Le petit Poucet rapporta des nouvelles, dès le soir même; et cette première course l'ayant
fait connaître, il gagnait tout ce qu'il voulait; car le roi le payait parfaitement bien pour porter
ses ordres à l'armée ; et une infinité de demoiselles lui donnaient tout ce qu'il voulait, pour
avoir des nouvelles de leurs fiancés et ce fut là son plus grand gain.
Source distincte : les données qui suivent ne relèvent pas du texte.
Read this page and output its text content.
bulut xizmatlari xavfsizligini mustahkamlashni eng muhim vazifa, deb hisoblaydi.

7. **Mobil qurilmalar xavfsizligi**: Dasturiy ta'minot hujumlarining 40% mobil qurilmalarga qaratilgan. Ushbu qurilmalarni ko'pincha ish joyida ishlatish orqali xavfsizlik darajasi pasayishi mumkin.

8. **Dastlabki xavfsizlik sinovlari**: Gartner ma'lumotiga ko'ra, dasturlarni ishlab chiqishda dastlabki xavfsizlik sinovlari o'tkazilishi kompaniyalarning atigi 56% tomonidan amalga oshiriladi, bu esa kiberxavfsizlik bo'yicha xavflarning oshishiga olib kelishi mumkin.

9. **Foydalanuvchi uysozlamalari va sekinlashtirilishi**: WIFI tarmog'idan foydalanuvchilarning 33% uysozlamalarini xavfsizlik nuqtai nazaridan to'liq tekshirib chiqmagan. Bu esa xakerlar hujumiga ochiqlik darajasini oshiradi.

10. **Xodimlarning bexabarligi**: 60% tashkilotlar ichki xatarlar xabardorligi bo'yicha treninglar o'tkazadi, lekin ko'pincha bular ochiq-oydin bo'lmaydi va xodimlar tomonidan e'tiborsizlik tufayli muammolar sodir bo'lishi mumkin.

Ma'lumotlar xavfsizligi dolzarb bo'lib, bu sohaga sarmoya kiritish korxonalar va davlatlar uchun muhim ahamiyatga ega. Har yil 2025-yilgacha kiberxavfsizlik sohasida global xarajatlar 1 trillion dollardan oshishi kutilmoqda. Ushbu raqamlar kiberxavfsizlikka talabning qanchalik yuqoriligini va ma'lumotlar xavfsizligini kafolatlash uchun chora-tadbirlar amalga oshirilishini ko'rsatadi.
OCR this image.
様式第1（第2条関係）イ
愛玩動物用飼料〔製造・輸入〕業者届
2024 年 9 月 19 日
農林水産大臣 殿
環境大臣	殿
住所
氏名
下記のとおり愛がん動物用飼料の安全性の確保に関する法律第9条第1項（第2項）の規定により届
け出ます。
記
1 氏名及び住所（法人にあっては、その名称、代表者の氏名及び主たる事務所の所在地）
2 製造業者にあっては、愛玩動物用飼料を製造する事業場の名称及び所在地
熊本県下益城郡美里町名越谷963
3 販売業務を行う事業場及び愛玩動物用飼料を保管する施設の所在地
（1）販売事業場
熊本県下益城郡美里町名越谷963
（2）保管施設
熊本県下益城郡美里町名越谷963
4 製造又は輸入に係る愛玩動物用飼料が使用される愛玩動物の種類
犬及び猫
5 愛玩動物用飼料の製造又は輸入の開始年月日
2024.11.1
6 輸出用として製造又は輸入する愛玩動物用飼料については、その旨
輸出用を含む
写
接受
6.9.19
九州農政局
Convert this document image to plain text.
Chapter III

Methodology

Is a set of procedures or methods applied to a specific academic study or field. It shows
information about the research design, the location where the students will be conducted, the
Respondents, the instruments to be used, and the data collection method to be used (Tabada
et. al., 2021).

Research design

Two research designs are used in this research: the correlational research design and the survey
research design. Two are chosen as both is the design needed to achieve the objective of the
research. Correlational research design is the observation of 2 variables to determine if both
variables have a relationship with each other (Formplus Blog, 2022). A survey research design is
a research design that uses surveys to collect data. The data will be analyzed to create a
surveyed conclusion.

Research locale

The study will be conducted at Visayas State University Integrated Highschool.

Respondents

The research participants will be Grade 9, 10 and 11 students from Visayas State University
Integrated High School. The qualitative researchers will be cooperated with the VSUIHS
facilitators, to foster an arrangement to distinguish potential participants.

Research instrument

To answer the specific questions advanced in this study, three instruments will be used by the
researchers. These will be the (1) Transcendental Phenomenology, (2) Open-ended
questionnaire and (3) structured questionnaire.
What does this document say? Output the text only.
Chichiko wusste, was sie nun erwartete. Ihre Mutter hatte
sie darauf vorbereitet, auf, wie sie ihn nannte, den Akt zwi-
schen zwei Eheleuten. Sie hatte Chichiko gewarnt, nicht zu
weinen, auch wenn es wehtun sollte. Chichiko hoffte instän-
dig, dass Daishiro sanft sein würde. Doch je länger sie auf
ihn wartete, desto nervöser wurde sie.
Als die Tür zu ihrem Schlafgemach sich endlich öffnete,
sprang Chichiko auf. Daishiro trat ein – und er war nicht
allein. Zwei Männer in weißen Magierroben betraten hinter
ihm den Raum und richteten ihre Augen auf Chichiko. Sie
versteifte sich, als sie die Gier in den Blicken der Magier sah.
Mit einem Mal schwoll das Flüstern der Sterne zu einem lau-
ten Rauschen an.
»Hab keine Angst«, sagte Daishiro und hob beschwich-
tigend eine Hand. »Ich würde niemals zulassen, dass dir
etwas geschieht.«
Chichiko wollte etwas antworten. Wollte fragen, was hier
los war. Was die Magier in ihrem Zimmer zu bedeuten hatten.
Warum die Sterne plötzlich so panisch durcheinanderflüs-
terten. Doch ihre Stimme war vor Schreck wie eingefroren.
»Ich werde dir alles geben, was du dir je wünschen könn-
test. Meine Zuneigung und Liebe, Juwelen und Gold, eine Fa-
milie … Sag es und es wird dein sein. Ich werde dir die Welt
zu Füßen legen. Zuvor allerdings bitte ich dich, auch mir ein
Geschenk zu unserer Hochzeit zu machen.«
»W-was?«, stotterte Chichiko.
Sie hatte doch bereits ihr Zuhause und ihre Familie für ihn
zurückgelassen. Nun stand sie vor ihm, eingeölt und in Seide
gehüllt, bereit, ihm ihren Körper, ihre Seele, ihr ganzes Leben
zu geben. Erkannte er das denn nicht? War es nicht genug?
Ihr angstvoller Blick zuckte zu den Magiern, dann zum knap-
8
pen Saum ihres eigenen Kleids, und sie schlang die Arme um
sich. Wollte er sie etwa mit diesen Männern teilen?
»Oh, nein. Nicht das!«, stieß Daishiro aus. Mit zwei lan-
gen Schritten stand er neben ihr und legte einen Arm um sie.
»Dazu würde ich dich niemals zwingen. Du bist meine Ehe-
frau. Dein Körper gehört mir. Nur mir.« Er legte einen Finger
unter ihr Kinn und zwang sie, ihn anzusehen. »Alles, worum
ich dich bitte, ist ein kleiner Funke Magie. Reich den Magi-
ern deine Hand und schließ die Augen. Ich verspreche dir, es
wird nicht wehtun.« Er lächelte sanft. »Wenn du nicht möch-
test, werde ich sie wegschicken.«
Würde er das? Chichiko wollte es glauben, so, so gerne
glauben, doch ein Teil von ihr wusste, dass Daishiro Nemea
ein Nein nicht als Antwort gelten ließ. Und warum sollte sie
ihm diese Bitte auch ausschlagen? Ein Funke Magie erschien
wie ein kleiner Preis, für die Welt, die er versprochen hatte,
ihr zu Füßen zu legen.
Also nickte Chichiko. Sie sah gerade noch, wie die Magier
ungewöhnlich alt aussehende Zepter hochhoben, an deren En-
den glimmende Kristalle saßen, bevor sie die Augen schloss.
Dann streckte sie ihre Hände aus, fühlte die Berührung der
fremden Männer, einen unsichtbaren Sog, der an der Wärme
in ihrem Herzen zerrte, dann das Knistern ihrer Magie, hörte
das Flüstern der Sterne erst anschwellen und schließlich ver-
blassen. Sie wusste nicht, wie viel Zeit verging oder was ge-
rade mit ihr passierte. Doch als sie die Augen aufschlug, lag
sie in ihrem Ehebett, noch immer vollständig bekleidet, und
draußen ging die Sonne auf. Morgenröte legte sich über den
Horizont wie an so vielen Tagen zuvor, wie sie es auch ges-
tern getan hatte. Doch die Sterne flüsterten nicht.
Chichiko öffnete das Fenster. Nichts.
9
Il se trouvait quelques femmes qui le chargeaient de lettres pour leurs maris; mais elles le
payaient si mal, et cela allait à si peu de chose qu'il ne daignait mettre en ligne de compte
ce qu'il gagnait de ce côté-là. Après avoir fait pendant quelque temps le métier de courrier,
et y avoir amassé beaucoup de biens, il revint chez son père, où il n'est pas possible
d'imaginer la joie qu'on eut de le revoir. Il mit toute sa famille à son aise. Il acheta des offices
de nouvelle création pour son père et pour ses frères ; et par là il les établit tous, et fit
parfaitement bien sa cour en même temps.
MORALITE
On ne s'afflige point d'avoir beaucoup d'enfants,
Quand ils sont tous beaux, bien faits et bien grands,
Et d'un extérieur qui brille;
Mais si l'un d'eux est faible, ou ne dit mot,
On le méprise, on le raille, on le pille :
Quelquefois, cependant, c'est ce petit marmot
Qui fera le bonheur de toute la famille.